Entre 1930 y 1984 el Estado argentino sería sucesivamente cooptado por gobiernos surgidos de las urnas y dictaduras militares que interrumpían los procesos democráticos burgueses.
Si analizamos los planes económicos y sociales de estos diferentes tipos de gobierno veremos que mientras los militares conculcaban los derechos civiles y democráticos de los trabajadores y de la pequeña y mediana burguesía favoreciendo el interés de la gran burguesía, los gobiernos surgidos de las urnas (Irigoyen, Alvear, Perón, Frondizi, Illia, etc.) desarrollaban políticas que favorecían mayoritariamente a los sectores menos concentrados del capital.
Mientras los gobiernos militares abrían las fronteras aduaneras para el ingreso de capitales especuladores y financieros, favorecían las exportaciones del agro, impulsaban la concentración financiera e industrial, desarrollaban políticas orientadas a conculcar derechos laborales, etc., los gobiernos “democráticos” desarrollaban políticas orientadas a crear mayores espacios de acumulación basados en el mercado interno, favoreciendo los derechos laborales y creando sistemas de asistencia social y sanitaria que beneficiaban fundamentalmente a los trabajadores.
Para poder visualizar esta dicotomía entre las políticas de los diferentes gobiernos observemos el artículo 14 bis de la constitución, la creación del INTI, el INTA, el CONICET, y de tantos organicismos de ciencia y tecnología, los programas económicos orientados a favorecer el desarrollo de las pequeñas y medianas empresas, las políticas salariales expansivas, el aumento del consumo y de la inclusión social, el desarrollo de planes de vivienda, la creación de organismos de control de las exportaciones como la Junta Nacional de Granos, el IAPI y tantos otros, las medidas de protección a la industria local, etc.
Todo lo que lograba la alianza de la mediana burguesía con la pequeña burguesía y los trabajadores, todas las leyes que favorecían a los sectores más vulnerables de la sociedad, eran sistemáticamente destituidas por los gobiernos militares que en nombre de supuestas revoluciones nacionales avanzaban en la aplicación de políticas orientadas a saquear a los sectores populares.
En este proceso de la historia argentina existen algunos momentos clave, uno de ellos es la emergencia de sectores revolucionarios que en los sesenta y los setenta rompen con las viejas estructuras de la izquierda argentina (Partido Comunista y Partido Socialista) y redefinen el camino a la sociedad socialista, aparecen así las organizaciones que retomando algunas estrategias y definiciones clásicas del marxismo comienzan a plantear la necesidad de cambiar la estructuras capitalistas de dominación mediante revoluciones violentas que se basaban en proyectos de guerra de guerrillas o insurrecciones armadas.

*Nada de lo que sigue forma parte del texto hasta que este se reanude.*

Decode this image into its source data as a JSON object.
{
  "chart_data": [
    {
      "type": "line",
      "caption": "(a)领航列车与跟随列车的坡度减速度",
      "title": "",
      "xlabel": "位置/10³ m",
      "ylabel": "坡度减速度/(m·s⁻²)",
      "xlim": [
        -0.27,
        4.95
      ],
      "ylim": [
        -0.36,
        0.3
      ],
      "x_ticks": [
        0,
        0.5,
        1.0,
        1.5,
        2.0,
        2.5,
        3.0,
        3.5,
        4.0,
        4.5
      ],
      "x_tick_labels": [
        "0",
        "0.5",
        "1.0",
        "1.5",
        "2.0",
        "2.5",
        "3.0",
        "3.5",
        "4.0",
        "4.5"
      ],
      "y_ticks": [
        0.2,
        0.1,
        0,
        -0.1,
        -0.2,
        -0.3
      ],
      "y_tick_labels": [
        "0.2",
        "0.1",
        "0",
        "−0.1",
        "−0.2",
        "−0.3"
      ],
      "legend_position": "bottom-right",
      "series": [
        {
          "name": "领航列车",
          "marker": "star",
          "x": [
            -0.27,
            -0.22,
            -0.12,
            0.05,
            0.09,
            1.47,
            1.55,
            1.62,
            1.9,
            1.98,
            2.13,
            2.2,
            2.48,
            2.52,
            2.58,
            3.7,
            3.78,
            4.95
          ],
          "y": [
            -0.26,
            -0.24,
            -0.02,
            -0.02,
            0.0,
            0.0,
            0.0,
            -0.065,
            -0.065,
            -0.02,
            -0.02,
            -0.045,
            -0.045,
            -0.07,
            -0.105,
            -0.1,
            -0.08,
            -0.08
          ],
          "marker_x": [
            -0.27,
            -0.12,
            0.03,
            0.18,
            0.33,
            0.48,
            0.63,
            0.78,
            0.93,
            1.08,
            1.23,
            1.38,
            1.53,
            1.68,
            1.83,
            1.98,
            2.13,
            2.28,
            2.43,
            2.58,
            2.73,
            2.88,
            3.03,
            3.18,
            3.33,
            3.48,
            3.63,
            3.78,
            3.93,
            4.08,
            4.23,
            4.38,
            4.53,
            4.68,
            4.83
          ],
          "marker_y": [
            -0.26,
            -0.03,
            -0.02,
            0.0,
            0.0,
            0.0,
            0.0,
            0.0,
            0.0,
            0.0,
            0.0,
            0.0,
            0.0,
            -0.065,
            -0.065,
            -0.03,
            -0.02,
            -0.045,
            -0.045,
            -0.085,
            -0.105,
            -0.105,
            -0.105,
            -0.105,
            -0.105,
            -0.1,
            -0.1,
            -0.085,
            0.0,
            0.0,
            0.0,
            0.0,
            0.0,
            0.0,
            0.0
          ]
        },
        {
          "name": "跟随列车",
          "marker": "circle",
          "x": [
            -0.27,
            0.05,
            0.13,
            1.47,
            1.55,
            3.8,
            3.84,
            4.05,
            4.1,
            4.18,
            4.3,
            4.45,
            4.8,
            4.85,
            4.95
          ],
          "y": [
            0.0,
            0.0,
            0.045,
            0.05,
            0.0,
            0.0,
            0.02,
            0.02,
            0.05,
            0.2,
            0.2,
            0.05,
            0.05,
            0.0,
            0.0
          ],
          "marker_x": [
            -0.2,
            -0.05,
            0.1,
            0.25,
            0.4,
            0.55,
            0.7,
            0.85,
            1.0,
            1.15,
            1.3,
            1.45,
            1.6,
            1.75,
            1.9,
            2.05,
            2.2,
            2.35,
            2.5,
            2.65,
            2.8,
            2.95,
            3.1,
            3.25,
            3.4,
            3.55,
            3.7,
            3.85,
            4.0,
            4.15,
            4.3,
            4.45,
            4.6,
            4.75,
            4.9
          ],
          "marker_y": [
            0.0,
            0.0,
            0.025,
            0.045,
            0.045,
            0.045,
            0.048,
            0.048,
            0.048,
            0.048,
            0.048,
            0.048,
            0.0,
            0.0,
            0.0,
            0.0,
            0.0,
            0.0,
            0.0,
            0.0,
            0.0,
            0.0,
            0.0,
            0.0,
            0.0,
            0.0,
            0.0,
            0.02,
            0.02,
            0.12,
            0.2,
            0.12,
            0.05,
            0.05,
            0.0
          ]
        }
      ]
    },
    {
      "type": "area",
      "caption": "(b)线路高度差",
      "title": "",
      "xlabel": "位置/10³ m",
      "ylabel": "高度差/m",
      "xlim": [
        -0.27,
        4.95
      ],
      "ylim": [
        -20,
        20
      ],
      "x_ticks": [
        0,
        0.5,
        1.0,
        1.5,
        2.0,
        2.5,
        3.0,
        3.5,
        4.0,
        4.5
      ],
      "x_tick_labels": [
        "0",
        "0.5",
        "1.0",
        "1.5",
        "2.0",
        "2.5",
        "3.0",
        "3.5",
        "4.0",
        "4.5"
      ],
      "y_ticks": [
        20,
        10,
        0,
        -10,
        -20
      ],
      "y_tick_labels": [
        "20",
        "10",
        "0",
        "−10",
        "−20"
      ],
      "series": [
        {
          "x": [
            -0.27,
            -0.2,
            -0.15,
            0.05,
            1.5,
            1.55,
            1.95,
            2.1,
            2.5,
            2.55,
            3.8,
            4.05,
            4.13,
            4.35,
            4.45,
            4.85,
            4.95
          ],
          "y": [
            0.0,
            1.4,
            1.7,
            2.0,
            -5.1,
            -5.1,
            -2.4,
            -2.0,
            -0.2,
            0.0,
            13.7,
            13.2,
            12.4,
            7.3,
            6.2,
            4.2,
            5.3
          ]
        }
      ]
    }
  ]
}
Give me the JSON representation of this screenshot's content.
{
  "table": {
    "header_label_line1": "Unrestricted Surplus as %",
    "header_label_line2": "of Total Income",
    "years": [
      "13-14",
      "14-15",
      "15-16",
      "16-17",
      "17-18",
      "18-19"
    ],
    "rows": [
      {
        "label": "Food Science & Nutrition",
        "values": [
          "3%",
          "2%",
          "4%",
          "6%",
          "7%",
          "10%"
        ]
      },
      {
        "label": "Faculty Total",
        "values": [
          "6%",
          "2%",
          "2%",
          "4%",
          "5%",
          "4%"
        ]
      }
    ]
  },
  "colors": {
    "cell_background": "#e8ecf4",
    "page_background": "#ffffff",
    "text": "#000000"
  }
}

En la primera etapa de este proceso, el viejo líder carismático de la Argentina, Perón, apoya a parte de estos sectores y también preconiza la violencia como instrumento de cambio (recuérdese aquello de la violencia de los de abajo la genera la violencia de los de arriba, el apoyo a la juventud maravillosa encarnada en Montoneros, el ascenso de Galimberti en el aparato político del peronismo, etc.), pero cuando la burguesía observó que el desarrollo de estos sectores de izquierda revolucionaria impactaba más allá de la universidad, penetrando en organizaciones gremiales, sociales, comunitarias, comenzó un lento desplazamiento hacia políticas represivas cada vez más duras. No es necesario recordar lo que fue el genocidio entre 1974 y 1984 con un saldo de 30.000 desaparecidos y con la destrucción económica y productiva del país con las políticas neoliberales de los militares,
Y acá surge un segundo llamado de atención de la sociedad argentina. Si la izquierda era peligrosa para el desarrollo de los negocios, lo militares condujeron al país al desastre de manera sistemática, lo cual los hacía más peligrosos para el desarrollo de los negocios.
Es por ello que en 1984, luego del desastre bélico de Malvinas y con un país quebrado económica y socialmente, la burguesía decide ensayar un nuevo experimento político de democracia representativa parlamentaria.
La gran burguesía decide tratar de crear un partido de derecha que la represente y la estructura tuvo el nombre de Nueva Fuerza al mando de Alvaro Alsogaray. Pero nuevamente la gran burguesía constató que cuando sus intereses económicos se traducían en políticas, no generan consenso en los sectores más débiles de la sociedad, es por ello que la siguiente estrategia fue la de infiltrar a los partidos que tradicionalmente habían representado intereses sustancialmente diferentes a los de la gran burguesía.
Este experimento es el que encarna Carlos Menem, quien llegando al poder de la mano de los sectores populares, pone en marcha un plan económico neoliberal que defiende los intereses de aquel sector que en la campaña electoral decía combatir.
El menemismo repite y profundiza las políticas conservadoras y hambreadoras de las dictaduras, y los resultados están a la vista.
En la crisis del 2001 cuando se agota el ciclo neoliberal hay en la argentina más del 60% de podres y más del 20% de indigentes, la industria local estaba desmantelada, y los únicos sectores beneficiados por el menemismo y el delarruismo eran el capital financiero e industrial concentrado y los sectores más concentrados del agro representados en la Sociedad Rural, las CRA, etc.
La derecha argentina aprendió del proceso democrático que no se logra consenso político sino se muestra una sensibilidad hacia los pesares de los sectores más vulnerables de la sociedad, abandonó el rígido modelo de pensar basado en la libertad de mercado (o por lo menos no lo defiende en público) y se montó en relatos que ponen de manifiesto la necesidad de terminar con la pobreza, y atender a los reclamos de los más necesitados.
También ponderó el valor de los medios de comunicación como instrumentos de lucha política y herramienta de construcción de imaginarios colectivos nuevos.
Surge la idea del político como tecnócrata, calificado para gestionar el Estado, y omnipresente en los medios de comunicación amigos.
Se toman reivindicaciones que basadas en datos existentes son artificialmente creadas por los medios como la inseguridad, la corrupción, la inflación, etc.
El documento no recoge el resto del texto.